Research to improve dissemination, implementation, and sustainability of evidence-based mental health services as part of a learning healthcare system:
- Improving the dissemination, implementation, and delivery of evidence-based prevention and treatment practices in community mental health centers and other non-specialty care settings (e.g., primary medical care, schools, online and virtual communities).
- Examining mutable patient, provider, organizational, and policy-level factors that influence the degree to which evidence-based interventions are implemented with fidelity, and sustained over time, to include mutable factors that influence sustainment after the research project period has ended.
- Systematic, data-guided quality improvement activities that rigorously examine mental health care processes and outcomes within healthcare systems, leading to rapid, durable, and generalizable improvements in access and continuity of services, quality of care, and mental health outcomes at the individual and population level.
- Designing or validating instruments to measure dissemination, implementation, or sustainability processes; to measure changes in service user functioning or provider practice over time; or to assess organizational or systems processes related to access and continuity of services, quality of care, and mental health outcomes at the individual and population level.
Research on innovative service delivery models to reduce or eliminate known health disparities related to race, ethnicity, geography, sexual and gender minority status and/or socio-economic status, to dramatically improve outcomes in understudied populations in diverse United States communities, and to ensure high value mental health services are readily accessible to those in need;
- Utilizing innovative technologies (e.g., mobile devices, health information systems, social networking platforms) to improve early detection of mental illnesses, engaging and connecting service users to evidence-based care, and increasing the reach, clinical impact, and scalability of services for unserved populations in diverse settings.

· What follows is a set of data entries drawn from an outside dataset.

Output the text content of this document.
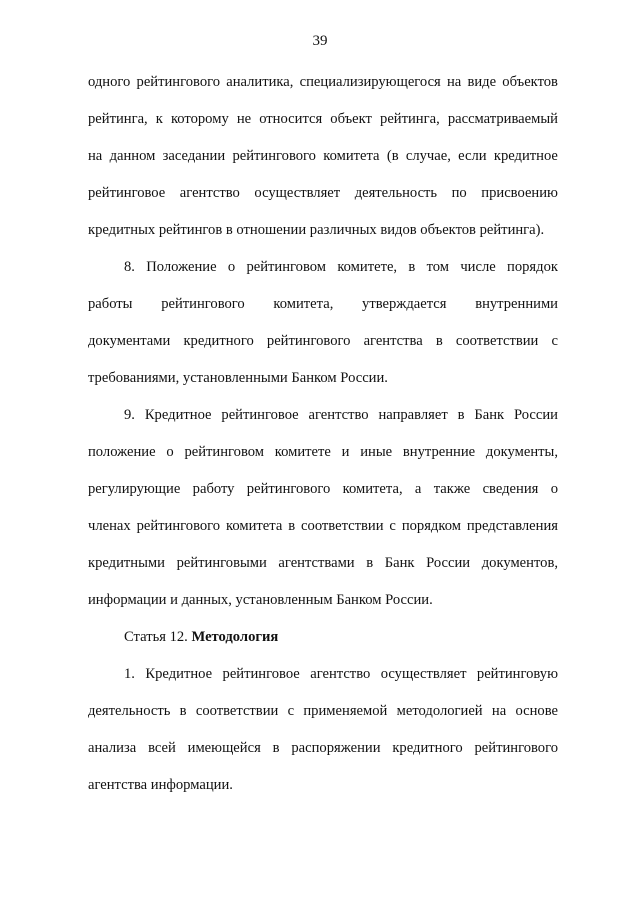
39
одного рейтингового аналитика, специализирующегося на виде объектов
рейтинга, к которому не относится объект рейтинга, рассматриваемый
на данном заседании рейтингового комитета (в случае, если кредитное
рейтинговое агентство осуществляет деятельность по присвоению
кредитных рейтингов в отношении различных видов объектов рейтинга).
8. Положение о рейтинговом комитете, в том числе порядок
работы рейтингового комитета, утверждается внутренними
документами кредитного рейтингового агентства в соответствии с
требованиями, установленными Банком России.
9. Кредитное рейтинговое агентство направляет в Банк России
положение о рейтинговом комитете и иные внутренние документы,
регулирующие работу рейтингового комитета, а также сведения о
членах рейтингового комитета в соответствии с порядком представления
кредитными рейтинговыми агентствами в Банк России документов,
информации и данных, установленным Банком России.
Статья 12. Методология
1. Кредитное рейтинговое агентство осуществляет рейтинговую
деятельность в соответствии с применяемой методологией на основе
анализа всей имеющейся в распоряжении кредитного рейтингового
агентства информации.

- Developing and examining strategies for delivering evidence-based mental health services in non-specialty settings (e.g., criminal justice system, community-based programs providing mental health services to military or veteran populations, colleges or other academic settings, the child welfare system, or geriatric service settings), and leveraging those strategies to bolster the delivery of high quality evidence-based care in specialty care settings.
- Investigating the role of peer support specialists to improve access, engagement, and effectiveness of services for people with mental illnesses, with or without co-occurring medical and other conditions. This research may address related issues such as optimal integration of peer support staff in service delivery systems and financing of such services.
- Studying service delivery models that fully integrate treatment for mental illnesses with primary medical care, including medical decision models for treating mental illnesses and multiple chronic medical conditions.
Research to evaluate the public health impact of mental health services innovations in target populations using large representative data sets and novel computational approaches:
- Utilizing electronic health record data to examine the clinical epidemiology, service utilization, response to treatment, and health state transitions of people with mental health needs within or across large systems responsible for mental health service delivery.
- Monitoring real-time trends in suicidal behavior in health care and other settings and promoting effective data-driven planning to improve detection and prevention of suicide in defined populations.
- Using big data and commensurate analytic approaches (e.g., predictive analytics, machine learning, etc.) for the purposes of understanding concentrations of risk and optimizing mental health care.
- Developing, refining, or applying new methodological and computational approaches for the analysis of complex and dynamic systems affecting mental health outcomes, with the goal of demonstrating the impact of such factors on client outcomes.